On Thursday, the New South Wales supreme court granted a moratorium on all abuse claims against the Christian Brothers, a Catholic order deeply entangled in the church’s child sexual abuse scandal. The order requested the halt, arguing it was going broke and wanted to establish a separate scheme to sell off its remaining property and divide the proceeds among creditors, including survivors.
The Christian Brothers estimates it owes $774 million to survivors with current or future abuse claims. It claims to have 36 remaining properties worth $216 million under its control. The moratorium gives survivors time to consider whether to support the order’s proposal.
But significant concerns have emerged about how the Christian Brothers transferred property - land, school buildings, and homes near former schools - to another entity, Edmund Rice Education Australia (EREA), over the past decade. Property records obtained by the Guardian show those transfers were made for $1 each, even for multimillion-dollar homes in Sydney.
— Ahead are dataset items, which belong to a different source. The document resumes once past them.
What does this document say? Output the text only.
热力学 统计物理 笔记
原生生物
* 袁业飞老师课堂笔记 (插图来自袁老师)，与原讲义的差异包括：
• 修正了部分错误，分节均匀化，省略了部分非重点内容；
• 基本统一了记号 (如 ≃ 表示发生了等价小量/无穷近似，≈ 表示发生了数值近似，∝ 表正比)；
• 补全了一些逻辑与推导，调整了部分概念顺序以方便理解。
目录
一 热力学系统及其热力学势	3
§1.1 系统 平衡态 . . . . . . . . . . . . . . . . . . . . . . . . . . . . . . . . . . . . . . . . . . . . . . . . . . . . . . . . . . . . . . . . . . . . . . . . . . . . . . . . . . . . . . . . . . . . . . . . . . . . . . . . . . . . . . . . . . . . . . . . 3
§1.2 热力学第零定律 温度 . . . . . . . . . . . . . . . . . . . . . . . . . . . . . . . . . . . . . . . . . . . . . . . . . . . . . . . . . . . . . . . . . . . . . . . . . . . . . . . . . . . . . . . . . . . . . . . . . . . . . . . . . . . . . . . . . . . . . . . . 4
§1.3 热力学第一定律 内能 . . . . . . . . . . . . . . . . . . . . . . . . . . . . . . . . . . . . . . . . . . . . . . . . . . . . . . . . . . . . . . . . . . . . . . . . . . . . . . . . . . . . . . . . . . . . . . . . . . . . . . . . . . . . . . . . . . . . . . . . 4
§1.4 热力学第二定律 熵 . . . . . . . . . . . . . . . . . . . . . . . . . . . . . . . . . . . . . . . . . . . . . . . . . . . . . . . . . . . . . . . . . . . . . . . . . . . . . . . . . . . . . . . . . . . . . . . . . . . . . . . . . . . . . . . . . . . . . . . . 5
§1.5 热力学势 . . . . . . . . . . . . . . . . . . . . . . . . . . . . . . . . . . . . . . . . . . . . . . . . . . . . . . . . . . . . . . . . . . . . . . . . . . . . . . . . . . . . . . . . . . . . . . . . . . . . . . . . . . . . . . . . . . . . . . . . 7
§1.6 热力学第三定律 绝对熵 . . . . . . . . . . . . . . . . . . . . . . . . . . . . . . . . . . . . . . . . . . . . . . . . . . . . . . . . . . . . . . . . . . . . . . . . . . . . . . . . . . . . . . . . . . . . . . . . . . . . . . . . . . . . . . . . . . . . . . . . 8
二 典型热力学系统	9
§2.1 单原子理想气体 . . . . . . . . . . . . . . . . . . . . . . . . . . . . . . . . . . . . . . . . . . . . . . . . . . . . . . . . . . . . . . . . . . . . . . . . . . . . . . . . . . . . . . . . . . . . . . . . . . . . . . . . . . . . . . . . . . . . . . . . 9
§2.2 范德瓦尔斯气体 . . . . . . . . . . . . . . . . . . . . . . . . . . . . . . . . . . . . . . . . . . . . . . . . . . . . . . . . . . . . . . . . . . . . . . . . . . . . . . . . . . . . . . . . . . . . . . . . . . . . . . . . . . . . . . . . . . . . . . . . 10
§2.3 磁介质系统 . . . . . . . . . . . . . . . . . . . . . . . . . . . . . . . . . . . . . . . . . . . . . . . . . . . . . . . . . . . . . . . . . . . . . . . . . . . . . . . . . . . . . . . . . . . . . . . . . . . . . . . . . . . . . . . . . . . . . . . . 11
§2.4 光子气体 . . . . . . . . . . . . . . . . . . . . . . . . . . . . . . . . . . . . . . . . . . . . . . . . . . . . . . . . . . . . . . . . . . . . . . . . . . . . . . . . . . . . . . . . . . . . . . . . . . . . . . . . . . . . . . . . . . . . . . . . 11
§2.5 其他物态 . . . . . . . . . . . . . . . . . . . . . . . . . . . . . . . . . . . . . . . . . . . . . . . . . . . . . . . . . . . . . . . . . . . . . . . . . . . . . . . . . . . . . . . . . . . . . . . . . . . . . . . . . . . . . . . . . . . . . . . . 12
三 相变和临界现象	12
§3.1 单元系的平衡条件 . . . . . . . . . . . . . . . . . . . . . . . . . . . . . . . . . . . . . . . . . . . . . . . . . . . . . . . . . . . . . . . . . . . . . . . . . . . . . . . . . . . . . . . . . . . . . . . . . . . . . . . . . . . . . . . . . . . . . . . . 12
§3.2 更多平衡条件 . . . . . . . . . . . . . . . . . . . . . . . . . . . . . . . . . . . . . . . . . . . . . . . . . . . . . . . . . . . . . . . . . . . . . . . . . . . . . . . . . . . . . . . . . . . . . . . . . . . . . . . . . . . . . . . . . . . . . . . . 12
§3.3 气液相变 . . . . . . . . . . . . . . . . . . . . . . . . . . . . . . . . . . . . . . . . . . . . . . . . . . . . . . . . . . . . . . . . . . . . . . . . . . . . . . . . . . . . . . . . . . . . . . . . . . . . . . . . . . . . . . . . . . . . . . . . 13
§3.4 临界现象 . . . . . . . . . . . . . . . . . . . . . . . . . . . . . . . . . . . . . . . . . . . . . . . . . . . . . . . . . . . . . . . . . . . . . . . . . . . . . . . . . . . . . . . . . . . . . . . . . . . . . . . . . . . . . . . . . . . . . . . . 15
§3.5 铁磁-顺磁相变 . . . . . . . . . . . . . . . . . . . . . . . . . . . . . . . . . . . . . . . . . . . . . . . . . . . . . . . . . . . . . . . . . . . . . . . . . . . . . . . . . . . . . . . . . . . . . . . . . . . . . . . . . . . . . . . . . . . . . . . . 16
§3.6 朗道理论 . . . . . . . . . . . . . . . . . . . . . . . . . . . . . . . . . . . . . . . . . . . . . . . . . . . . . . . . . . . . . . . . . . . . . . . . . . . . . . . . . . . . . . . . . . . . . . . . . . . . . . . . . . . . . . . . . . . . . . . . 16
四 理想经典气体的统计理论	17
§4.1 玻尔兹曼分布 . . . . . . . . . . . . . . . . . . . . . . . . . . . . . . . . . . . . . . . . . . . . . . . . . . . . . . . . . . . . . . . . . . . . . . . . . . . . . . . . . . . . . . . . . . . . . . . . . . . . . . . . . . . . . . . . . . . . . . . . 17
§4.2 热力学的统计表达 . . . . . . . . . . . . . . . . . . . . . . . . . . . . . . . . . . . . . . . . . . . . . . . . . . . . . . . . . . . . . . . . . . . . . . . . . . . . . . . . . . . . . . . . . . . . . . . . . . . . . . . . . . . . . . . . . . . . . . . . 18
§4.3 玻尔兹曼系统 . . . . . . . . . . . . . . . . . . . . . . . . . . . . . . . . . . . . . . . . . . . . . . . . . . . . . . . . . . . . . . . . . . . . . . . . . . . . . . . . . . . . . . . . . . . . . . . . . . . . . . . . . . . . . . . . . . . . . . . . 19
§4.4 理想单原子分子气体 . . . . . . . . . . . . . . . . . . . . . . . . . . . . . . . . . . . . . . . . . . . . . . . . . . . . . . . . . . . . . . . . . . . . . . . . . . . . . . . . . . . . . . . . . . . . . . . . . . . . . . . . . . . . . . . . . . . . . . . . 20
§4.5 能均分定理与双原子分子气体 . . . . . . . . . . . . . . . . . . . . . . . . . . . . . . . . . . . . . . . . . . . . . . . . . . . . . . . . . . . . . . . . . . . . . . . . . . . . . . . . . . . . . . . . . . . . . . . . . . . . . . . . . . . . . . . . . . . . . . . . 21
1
EREA, named after the founder of the Christian Brothers, was established in 2007 as an independent entity to take over former Christian Brothers schools.
In court, Sera Mirzabegian SC, representing the commonwealth, said the federal government was “concerned to ensure that institutions take responsibility for abuse [and] that they provide appropriate compensation.” She highlighted particular concerns about “historical asset transfers between the Christian Brothers and EREA” and whether they were “proper and appropriate.” It would be “obviously disturbing,” she said, if the transfers resulted in assets not being available to compensate survivors.
The court heard that the Christian Brothers’ proposed scheme would preserve the rights of creditors, including survivors, to pursue assets transferred to EREA. The order provided 15 pages of evidence about the property transfers, but Mirzabegian noted significant “discrepancies,” including about the value of the transferred land. “What is abundantly clear from that evidence is that it unfortunately raises more questions than it answers,” she said.
A Christian Brothers spokesperson previously told the Guardian the property was transferred as part of a slow, progressive process of turning over school land and property to EREA, delayed by the “complexity of transferring individual titles across multiple jurisdictions.”
Justice Scott Nixon ordered the moratorium on Thursday, halting claims against the Christian Brothers. Without it, he said, the opportunity to consider the scheme would be lost. The Christian Brothers has warned that if its proposed scheme is not supported, the order will go into liquidation, and survivors will likely receive even less.